When are flag manifolds compact? This is a question from Lee's book on Smooth Manifolds, question 21-16:

Let $F_K(V)$ be the set of flags of type $K$ in a finite-dimensional (real) vector space $V$. Show that $GL(V)$ acts transitively on $F_K(V)$, and that the isotropy group of a particular flag is a closed subgroup of $GL(V)$, and conclude that $F_K(V)$ has a unique smooth manifold structure such that the action is smooth. What is the dimension of $F_K(V)$? For which $K$ is $F_K(V)$ compact?

I am not sure how to do compactness.
 A: I read from Lee - Introduction to Smooth Manifolds, example 7.23, by flag of type $K$ of a finite dimensional real vector space $\mathbb{V}$ of dimension $n\in\mathbb{N}$ one means
\begin{gather}
0<k_1<k_2<\dots<k_m\leq n,\,K=(k_1,\dots,k_m),\\
F\equiv\{\underline0\}<\mathbb{V}_1<\mathbb{V}_2<\dots<\mathbb{V}_m\leq\mathbb{V},\,\forall i\in\{1,\dots,m\},\,\dim\mathbb{V}_i=k_i,\,dim\mathbb{V}_{i\displaystyle/\mathbb{V}_{i-1}}=d_i,
\end{gather}
and the set of all flags of $\mathbb{V}$ of type $K$ is denoted by $F_K(\mathbb{V})$.

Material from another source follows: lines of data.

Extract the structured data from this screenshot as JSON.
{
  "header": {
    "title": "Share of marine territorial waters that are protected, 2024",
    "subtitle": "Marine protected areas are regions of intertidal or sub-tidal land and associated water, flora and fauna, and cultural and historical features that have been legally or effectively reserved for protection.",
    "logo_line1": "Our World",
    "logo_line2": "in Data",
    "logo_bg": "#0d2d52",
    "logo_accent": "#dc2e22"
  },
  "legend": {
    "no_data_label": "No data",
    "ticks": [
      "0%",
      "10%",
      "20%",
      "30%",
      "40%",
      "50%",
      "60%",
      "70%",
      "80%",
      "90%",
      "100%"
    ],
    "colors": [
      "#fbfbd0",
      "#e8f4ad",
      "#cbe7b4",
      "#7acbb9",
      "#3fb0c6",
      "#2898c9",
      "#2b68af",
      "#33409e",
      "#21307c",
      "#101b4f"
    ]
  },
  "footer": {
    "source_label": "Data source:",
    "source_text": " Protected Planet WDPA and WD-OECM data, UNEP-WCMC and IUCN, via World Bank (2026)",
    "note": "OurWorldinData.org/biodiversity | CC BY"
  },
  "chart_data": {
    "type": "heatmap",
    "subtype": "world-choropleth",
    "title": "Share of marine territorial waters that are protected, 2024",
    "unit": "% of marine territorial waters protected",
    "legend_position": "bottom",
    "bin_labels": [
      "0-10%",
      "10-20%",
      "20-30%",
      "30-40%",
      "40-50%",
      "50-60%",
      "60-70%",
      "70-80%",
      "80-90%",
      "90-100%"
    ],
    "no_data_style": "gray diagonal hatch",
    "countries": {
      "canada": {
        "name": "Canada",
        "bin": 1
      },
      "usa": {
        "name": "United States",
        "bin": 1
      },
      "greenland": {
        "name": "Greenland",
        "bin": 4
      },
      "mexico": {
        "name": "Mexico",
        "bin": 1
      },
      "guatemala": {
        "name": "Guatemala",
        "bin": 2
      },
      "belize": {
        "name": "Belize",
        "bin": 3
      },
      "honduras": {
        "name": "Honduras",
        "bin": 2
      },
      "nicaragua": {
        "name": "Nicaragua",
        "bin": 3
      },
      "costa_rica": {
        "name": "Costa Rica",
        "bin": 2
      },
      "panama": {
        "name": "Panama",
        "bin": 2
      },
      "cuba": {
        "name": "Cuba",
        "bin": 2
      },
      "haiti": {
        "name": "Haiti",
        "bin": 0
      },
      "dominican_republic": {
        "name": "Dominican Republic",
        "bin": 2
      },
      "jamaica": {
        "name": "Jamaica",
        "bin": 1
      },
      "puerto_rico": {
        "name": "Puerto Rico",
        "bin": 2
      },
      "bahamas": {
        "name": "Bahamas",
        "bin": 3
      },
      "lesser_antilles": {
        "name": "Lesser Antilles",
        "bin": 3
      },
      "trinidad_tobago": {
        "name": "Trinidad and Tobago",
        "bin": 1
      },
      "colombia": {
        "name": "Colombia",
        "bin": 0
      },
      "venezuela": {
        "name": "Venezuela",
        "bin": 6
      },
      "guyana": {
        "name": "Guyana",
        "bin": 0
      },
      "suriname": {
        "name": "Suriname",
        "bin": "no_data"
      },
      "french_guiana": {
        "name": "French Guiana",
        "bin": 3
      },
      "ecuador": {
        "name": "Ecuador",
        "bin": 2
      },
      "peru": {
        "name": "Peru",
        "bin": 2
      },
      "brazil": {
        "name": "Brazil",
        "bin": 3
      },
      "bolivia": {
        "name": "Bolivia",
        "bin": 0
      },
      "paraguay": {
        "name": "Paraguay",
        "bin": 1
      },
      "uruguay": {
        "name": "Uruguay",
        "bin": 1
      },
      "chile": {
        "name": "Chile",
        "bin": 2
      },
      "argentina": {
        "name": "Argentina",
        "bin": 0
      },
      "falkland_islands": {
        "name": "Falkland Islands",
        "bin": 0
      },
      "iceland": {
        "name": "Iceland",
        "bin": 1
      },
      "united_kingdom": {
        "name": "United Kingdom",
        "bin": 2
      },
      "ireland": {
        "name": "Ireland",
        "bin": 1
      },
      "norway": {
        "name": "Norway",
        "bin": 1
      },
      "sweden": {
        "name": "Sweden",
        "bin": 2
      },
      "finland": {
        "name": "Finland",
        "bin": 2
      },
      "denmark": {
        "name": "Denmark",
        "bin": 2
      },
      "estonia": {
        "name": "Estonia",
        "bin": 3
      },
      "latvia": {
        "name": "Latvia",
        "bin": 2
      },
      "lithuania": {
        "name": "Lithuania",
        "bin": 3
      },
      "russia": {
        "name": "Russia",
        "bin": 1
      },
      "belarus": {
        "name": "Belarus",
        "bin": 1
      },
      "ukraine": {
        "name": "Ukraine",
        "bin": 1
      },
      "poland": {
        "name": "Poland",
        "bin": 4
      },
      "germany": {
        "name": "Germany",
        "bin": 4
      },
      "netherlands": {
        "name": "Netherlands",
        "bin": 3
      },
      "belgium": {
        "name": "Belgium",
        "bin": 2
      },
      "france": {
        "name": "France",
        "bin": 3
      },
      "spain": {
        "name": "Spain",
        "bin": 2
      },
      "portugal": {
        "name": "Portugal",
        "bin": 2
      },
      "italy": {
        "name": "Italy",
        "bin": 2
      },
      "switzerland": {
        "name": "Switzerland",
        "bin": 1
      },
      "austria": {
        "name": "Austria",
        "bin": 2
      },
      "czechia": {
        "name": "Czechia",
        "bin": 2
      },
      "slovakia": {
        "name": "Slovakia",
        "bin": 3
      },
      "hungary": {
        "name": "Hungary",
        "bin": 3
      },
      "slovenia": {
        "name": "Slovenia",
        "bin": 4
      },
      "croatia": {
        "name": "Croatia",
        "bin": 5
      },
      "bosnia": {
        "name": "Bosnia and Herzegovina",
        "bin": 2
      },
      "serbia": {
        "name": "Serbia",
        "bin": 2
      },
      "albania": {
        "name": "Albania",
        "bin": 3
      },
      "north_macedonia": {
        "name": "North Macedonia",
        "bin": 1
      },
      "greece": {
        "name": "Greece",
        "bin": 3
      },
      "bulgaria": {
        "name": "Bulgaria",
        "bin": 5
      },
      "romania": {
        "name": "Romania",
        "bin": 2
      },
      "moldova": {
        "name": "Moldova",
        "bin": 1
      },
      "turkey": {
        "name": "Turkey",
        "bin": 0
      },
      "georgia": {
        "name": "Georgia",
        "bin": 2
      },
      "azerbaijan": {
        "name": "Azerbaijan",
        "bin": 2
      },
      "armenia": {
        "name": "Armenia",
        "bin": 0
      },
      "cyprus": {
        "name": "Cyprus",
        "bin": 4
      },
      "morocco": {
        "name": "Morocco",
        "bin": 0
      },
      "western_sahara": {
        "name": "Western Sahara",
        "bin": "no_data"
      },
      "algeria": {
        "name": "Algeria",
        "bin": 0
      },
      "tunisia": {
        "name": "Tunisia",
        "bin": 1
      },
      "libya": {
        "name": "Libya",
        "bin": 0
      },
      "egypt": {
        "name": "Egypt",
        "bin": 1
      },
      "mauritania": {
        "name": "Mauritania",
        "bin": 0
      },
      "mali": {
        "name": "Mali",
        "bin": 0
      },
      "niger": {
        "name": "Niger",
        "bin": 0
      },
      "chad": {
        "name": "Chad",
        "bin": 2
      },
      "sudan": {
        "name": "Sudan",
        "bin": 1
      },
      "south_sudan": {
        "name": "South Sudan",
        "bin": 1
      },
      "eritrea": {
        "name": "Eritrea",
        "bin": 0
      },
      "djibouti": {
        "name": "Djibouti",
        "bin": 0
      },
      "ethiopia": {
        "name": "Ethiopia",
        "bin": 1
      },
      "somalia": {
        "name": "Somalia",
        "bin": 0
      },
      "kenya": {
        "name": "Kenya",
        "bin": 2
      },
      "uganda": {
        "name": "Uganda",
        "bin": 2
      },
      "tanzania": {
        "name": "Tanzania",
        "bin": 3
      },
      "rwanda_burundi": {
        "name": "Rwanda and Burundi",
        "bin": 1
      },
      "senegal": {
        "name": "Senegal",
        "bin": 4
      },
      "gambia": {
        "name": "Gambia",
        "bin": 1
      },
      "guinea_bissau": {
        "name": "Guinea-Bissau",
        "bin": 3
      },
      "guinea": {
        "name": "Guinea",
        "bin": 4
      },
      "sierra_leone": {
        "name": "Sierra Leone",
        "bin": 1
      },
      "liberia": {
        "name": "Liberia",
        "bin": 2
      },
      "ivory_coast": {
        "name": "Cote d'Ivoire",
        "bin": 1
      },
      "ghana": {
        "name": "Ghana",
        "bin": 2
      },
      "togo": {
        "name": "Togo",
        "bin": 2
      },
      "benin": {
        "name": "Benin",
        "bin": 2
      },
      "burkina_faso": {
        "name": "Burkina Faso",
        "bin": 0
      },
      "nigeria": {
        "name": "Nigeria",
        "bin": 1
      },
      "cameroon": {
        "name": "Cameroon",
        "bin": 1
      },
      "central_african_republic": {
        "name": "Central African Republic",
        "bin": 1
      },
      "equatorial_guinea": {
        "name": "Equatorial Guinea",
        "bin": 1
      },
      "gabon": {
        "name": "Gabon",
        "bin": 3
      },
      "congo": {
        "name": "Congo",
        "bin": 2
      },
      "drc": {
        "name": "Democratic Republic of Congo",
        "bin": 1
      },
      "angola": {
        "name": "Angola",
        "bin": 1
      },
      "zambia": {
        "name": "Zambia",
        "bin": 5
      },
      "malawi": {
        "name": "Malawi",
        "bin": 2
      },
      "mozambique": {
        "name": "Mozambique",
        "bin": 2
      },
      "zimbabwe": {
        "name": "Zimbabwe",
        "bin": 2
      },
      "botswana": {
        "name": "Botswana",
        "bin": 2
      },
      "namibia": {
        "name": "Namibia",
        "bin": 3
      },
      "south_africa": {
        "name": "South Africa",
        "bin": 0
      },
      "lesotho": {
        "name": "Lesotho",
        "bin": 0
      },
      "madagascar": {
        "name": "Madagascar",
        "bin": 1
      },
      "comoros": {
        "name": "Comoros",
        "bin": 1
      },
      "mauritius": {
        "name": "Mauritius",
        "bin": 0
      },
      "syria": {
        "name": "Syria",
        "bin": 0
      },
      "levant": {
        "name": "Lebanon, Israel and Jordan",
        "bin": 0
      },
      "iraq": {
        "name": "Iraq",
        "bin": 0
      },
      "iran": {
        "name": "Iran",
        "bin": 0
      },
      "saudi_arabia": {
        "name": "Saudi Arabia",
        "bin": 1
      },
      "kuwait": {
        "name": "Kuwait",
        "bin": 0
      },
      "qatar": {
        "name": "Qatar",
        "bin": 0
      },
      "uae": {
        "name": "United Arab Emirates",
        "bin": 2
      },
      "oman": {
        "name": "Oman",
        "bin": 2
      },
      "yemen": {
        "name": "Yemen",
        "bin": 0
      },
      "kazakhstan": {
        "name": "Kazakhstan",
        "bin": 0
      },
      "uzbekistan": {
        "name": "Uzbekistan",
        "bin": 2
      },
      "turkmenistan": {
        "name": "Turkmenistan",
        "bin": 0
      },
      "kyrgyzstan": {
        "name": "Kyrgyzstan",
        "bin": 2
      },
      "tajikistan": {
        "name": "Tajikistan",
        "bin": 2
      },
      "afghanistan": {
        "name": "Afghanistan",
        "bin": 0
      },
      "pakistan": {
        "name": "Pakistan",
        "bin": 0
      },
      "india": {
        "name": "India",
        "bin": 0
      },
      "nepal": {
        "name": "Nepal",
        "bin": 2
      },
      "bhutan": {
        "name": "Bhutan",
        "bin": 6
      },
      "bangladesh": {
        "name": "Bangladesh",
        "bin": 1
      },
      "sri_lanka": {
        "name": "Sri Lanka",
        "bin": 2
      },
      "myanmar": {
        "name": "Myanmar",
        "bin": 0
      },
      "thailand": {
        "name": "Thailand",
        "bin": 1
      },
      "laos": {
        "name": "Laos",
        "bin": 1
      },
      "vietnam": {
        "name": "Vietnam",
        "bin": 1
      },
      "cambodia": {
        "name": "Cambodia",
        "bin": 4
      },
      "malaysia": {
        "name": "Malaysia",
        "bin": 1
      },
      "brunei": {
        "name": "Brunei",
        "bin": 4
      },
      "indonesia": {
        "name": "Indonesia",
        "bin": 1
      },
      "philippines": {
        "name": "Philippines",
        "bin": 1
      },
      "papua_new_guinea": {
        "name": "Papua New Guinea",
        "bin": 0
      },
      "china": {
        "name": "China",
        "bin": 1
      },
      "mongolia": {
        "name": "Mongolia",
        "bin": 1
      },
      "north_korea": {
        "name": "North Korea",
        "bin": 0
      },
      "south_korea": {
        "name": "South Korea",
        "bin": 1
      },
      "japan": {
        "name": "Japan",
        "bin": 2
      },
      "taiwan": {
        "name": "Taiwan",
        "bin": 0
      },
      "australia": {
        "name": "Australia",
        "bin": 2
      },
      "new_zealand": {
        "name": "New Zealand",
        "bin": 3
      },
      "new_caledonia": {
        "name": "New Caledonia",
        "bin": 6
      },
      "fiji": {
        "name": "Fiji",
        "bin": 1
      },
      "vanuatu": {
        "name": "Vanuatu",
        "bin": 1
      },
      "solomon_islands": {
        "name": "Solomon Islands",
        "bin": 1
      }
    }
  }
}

Let $\{e_1\dots,e_n\}$ be a basis of $\mathbb{V}$, defined:
$$
\forall i\in\{1,\dots,m\},\,\mathbb{V}_i=\langle e_1,\dots,e_{k_i}\rangle;
$$
one has $\forall M\in\mathrm{GL}(n,\,\mathbb{R}),i\in\{1,\dots,m\},\,M\cdot\mathbb{V}_i=\langle M\cdot e_1,\dots,M\cdot e_{k_i}\rangle$ are well defined subspaces of $\mathbb{V}$; in particular, the flag
$$
F_K(\mathbb{V})\ni M\cdot F\equiv\mathbb{V}_0< M\cdot\mathbb{V}_1<\dots<M\cdot\mathbb{V}_m\leq\mathbb{V}
$$
is well defined.
Defined the action
$$
\alpha:(M,F)\in\mathrm{GL}(n,\mathbb{R})\times F_K(\mathbb{V})\to M\cdot F\in F_K(\mathbb{V});
$$
one proves (easily) that $\alpha$ is a transitive action and $F_K(\mathbb{V})$ is in bijection with
$$
\mathrm{GL}(n,\mathbb{R})_{\displaystyle/P(d_1,\dots,d_m)},
$$
where $P(d_1,\dots,d_m)$ is the (closed) subgroup of $\mathrm{GL}(n,\mathbb{R})$ generated by the matrices of the following type
$$
\forall i\leq j\in\{1,\dots,m\},\,A_i^j\in\mathbb{R}_{d_i}^{d_j},\,\begin{pmatrix}
A_1^1 & A_1^2 & \dots & A_1^r\\
\underline{0}_{d_2}^{d_1} & A_2^2 & \dots & A_2^m\\
\vdots & \ddots & \ddots & \vdots\\
\underline{0}_{d_m}^{d^1} & \underline{0}_{d_m}^{d_2} & \dots & A_m^m
\end{pmatrix}.
$$
In particular, one can restrict the focus on the isometries of $\mathbb{V}$, that is one considers the action
$$
\widetilde{\alpha}:(M,F)\in\mathrm{O}(n,\mathbb{R})\times F_K(\mathbb{V})\to M\cdot F\in F_K(\mathbb{V})
$$
and as for $\alpha$, one proves that $\widetilde{\alpha}$ is a transitive action and therefore $F_K(\mathbb{V})$ is in bijection with
$
\mathrm{O}(n,\mathbb{R})_{\displaystyle/\mathrm{O}(d_1,\mathbb{R})\times\dots\mathrm{O}(d_m,\mathbb{R})}$; since $\mathrm{O}(n,\mathbb{R})$ is a compact manifold, and a quotient space of a compact space is compact: $F_K(\mathbb{V})$ is a compact manifold.